Powerful supervisory agencies tend to lower the integrity of bank lending

The new research supports the view that powerful supervisory agencies are prone to capture and manipulation by politicians, regulators, or both. The authors find that powerful supervisory agencies tend to lower the integrity of bank lending.

For example, estimates show that if Chile had the (relatively much lower) supervisory power of Canada, there would be a distinct decrease in the likelihood that Chilean firms rank corruption as a major obstacle.

However, the authors caution that powerful supervision is so strongly correlated with poor national institutions—such as government ineffectiveness, absence of the rule of law, and high national corruption—that it is difficult to establish an independent relationship between supervisory power and bank corruption when controlling for these institutional traits.

Policies that force banks to disclose accurate information are more effective

The research results also support the “private monitoring” approach, in which supervisory strategies focus on forcing accurate information disclosure and not distorting the incentives of private creditors to monitor banks.

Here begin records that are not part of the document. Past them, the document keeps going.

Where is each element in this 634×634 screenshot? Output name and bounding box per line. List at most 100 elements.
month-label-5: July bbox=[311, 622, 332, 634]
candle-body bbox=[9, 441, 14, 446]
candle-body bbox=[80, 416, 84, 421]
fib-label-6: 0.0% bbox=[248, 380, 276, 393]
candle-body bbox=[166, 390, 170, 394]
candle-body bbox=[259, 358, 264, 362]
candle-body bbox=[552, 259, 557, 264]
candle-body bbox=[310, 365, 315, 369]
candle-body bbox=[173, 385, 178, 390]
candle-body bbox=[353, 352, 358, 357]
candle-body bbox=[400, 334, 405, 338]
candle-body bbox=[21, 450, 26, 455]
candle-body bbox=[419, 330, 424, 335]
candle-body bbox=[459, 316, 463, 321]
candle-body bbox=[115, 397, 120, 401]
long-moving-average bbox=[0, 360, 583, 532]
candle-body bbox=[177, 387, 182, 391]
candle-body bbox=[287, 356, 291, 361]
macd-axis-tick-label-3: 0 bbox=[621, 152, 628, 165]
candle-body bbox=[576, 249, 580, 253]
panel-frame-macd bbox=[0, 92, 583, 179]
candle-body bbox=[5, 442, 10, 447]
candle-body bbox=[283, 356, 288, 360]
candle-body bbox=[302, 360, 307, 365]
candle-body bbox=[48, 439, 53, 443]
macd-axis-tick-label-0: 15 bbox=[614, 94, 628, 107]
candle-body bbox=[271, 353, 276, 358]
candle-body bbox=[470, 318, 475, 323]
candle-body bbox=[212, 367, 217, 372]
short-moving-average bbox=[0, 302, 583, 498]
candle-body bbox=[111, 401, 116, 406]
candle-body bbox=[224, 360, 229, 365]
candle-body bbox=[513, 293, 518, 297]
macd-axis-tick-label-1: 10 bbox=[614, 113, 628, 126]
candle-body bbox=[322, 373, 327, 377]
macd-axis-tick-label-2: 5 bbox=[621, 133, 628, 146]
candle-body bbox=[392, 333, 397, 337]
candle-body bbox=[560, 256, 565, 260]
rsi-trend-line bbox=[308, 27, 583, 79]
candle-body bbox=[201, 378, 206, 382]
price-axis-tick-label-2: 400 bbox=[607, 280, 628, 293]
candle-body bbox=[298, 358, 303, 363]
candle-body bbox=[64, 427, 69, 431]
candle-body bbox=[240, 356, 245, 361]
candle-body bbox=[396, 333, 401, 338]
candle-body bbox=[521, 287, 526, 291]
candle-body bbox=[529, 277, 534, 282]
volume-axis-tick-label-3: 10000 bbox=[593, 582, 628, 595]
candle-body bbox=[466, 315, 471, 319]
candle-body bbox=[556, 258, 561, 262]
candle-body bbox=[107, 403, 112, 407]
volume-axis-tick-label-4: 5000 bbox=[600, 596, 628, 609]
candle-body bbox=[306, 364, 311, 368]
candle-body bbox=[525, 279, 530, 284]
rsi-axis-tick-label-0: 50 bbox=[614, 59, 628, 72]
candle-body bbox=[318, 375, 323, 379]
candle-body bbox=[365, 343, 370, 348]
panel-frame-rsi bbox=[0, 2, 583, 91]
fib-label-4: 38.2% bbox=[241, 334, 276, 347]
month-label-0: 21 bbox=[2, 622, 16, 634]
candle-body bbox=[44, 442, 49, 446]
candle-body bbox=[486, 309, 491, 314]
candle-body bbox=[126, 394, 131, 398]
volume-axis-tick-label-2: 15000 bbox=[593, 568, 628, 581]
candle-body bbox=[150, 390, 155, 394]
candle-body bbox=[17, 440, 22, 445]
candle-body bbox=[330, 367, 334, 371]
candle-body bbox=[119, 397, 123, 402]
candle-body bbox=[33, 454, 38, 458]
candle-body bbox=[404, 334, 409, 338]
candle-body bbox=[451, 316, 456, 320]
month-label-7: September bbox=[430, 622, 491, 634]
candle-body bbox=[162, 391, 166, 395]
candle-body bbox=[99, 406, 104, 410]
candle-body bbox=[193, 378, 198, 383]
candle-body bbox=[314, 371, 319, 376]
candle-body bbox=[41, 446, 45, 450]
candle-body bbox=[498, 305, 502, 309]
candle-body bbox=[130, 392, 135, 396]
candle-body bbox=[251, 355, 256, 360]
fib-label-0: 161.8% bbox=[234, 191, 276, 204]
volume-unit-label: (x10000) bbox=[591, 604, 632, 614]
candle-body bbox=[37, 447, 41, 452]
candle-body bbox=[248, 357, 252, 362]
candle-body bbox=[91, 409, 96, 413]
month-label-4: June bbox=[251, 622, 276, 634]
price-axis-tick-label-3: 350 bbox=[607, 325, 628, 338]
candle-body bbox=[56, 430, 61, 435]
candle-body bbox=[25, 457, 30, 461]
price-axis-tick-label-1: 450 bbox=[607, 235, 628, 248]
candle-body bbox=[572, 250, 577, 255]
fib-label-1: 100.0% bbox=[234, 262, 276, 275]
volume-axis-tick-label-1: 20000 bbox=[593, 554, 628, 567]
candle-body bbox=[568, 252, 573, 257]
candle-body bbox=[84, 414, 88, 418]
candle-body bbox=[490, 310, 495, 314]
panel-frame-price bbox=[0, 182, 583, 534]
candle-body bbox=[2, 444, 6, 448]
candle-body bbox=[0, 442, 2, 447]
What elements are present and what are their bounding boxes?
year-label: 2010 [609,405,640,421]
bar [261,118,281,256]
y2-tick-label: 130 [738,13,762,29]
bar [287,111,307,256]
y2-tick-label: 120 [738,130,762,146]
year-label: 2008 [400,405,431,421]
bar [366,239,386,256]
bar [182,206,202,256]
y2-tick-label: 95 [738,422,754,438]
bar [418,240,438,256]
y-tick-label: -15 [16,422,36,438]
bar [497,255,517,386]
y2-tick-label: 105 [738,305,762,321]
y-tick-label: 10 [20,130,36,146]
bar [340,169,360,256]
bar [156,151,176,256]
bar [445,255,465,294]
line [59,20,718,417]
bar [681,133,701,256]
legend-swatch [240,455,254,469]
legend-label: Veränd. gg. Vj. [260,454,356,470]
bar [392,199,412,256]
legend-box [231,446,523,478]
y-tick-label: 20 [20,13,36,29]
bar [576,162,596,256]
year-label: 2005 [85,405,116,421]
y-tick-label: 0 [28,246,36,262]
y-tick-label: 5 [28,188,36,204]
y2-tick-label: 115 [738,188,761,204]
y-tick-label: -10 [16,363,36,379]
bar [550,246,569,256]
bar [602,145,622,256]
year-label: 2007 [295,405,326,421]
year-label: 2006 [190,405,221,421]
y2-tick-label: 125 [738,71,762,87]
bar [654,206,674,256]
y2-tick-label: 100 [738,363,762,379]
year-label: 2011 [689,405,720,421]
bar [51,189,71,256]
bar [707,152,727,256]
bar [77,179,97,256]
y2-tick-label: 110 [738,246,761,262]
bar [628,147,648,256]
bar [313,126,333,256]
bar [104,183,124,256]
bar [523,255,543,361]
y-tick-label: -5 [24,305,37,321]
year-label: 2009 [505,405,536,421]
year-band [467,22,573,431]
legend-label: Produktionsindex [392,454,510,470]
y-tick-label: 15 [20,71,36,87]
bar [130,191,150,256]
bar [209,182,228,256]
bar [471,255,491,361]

This approach appears more likely to facilitate efficient corporate finance.

These findings are consistent with approaches that simultaneously recognize that private agents face substantive information and enforcement costs when monitoring banks, while also recognizing that politicians and regulators will act in their own interests and not necessarily act to reduce market frictions.

Private monitoring has a particularly beneficial effect on the integrity of bank lending in countries with sound legal and bureaucratic institutions,” said Demirguc-Kunt. “Our results support the Basel Committee’s recent emphasis on the importance of private sector monitoring of banks.”


Thorsten Beck is a Senior Financial Economist in the Finance Team of the Development Research Group of the World Bank. His recent research has focused on the effects of bank concentration and competitiveness, access to financial services, and the impediments to growth that SMEs face.

Asli Demirguc-Kunt holds the joint appointment of Finance Research Manager, in the World Bank's Development Economics Research Group, and Adviser, Operations and Policy Department in the Bank's Financial Sector Vice Presidency. Her recent research has focused on banking crises, financial regulation, stock markets, corporate finance and the impact of financial structure on economic growth.

Ross Levine is the Harrison S. Kravis University Professor at Brown University and NBER Research Associate. His recent research has focused on financial structures and economic growth, as well as bank regulation and supervision.


Thorsten Beck, Asli Demirguc-Kunt, and Ross Levine. Bank Supervision and Corruption in Lending. Forthcoming Journal of Monetary Economics.